Simple descriptive statistics were responsible for characterizing the population under scrutiny. The association that exists between the traditional cooking and heating sources and development of lung cancer was also under assessment. There was also the use of an unconditional multivariate form of logistic regression representations to estimate the odds ratio and at a ninety-five percent confidence interval. As potential confounders, the following variables came into play; sex, age, sum of school attendance years, environmental tobacco smoke, smoking history a mean of the families income and whether the interview was on the ill individual or a surrogate
Putting the Montreal Case-Study into Perspective
There had been growing concerns about the by-products that come about as a result of heating and cooking regarding the amount of indoor pollution they were capable of causing. Canada presently relies on gas, oil, and electricity for purposes of heating and heating but traditional sources of energy had been put to use for a very long time. 739 male cases, 466 female cases, 925 male controls and 616 female controls were to complete questionnaires that the researchers would provide. The computing of odds ratio was put to use about the few indices of subject exposure to traditional cooking and heating sources. Making adjustments for a couple of covariates which would include smoking. Among the men in the case-study, there was a minimal indication of any excess risks. When it came to the women, the odds ratio for individuals who had been under the exposure of traditional cooking and heating fuel was around 2.5; which meant that it was at a 95% confidence interval mark). Findings for all the women who took part in this study suggests the dire need for intensive research in exploring the association that exists between an increase in cases of lung cancer and exposure to fumes resulting from indoor pollution.
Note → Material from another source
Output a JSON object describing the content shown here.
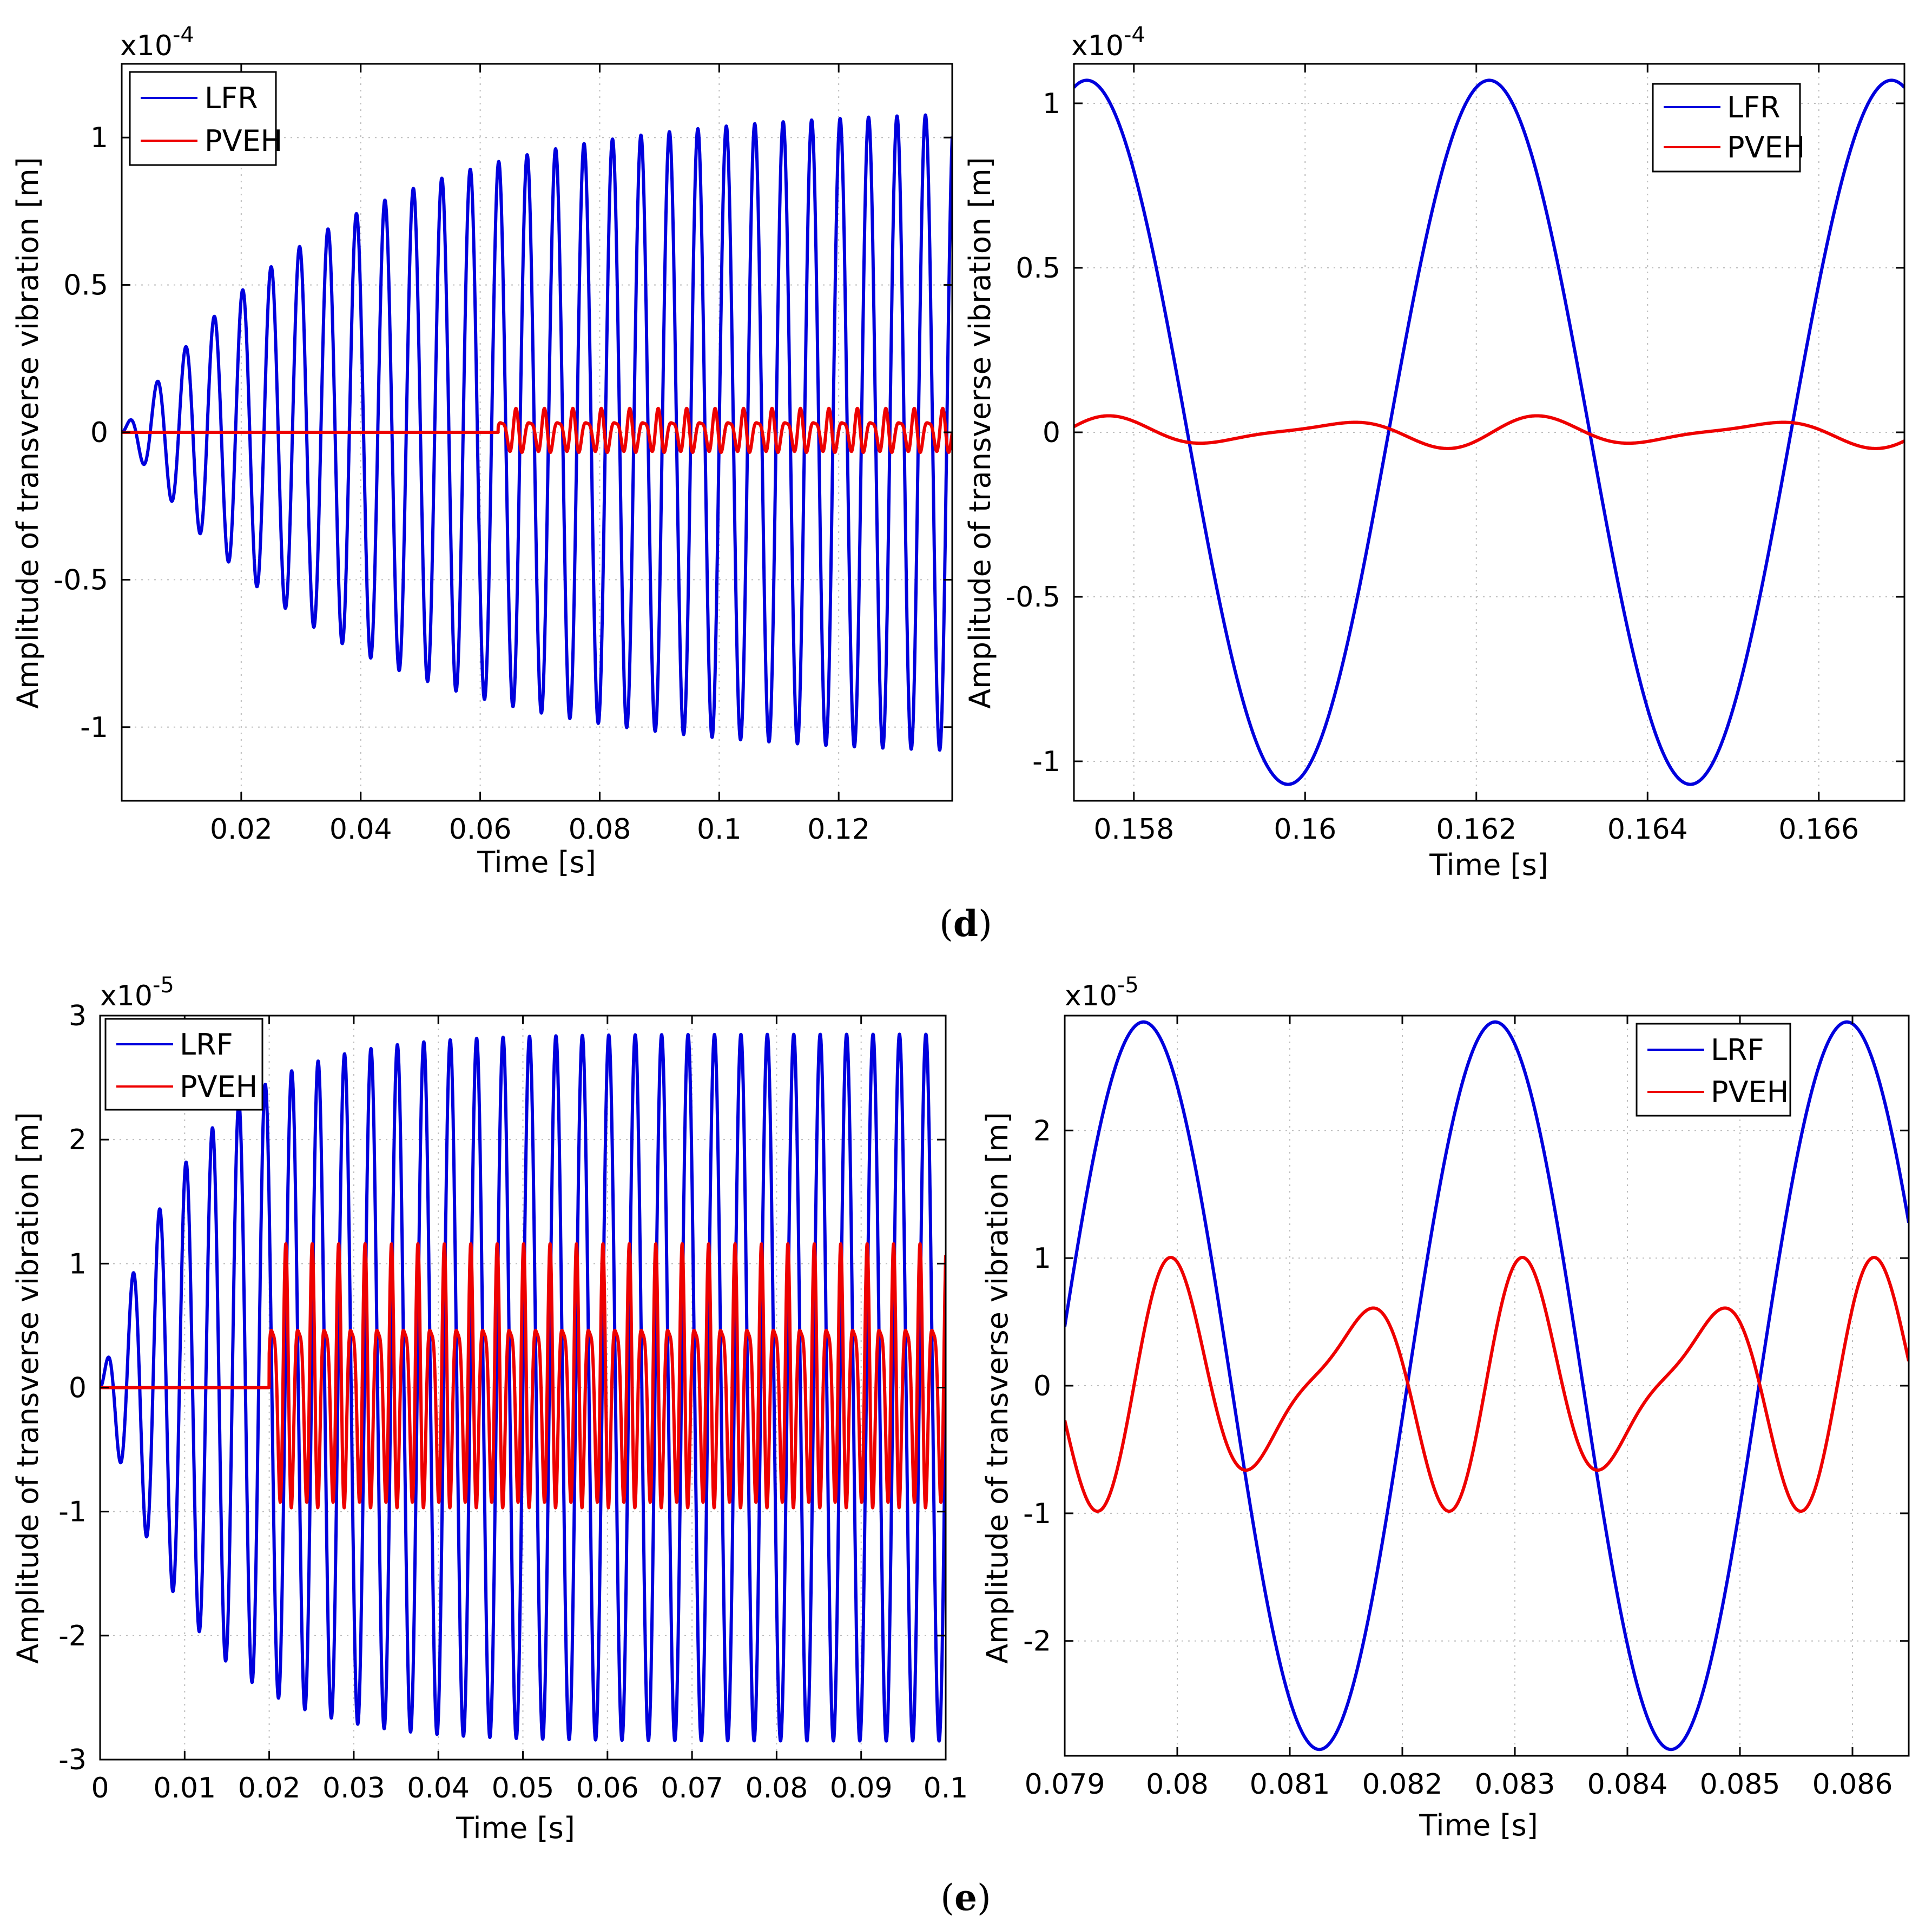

Cigarette smoking has for a long time been thought to be the only factor that was responsible for lung cancer. Conversely, the epidemiological trait of lung cancer among non-smokers remains a complex matter to broach. A host of factors, mainly genetic and environmental, which also include occupational exposure are said to increase incidences of lung cancer. The particulate matter found indoors, and indoor poisonous emissions can directly accelerate the rate at which lung cancer afflicts individuals. The exposure to fumes that are as a result of cooking oil thus increase the risk of nonsmokers developing lung cancer.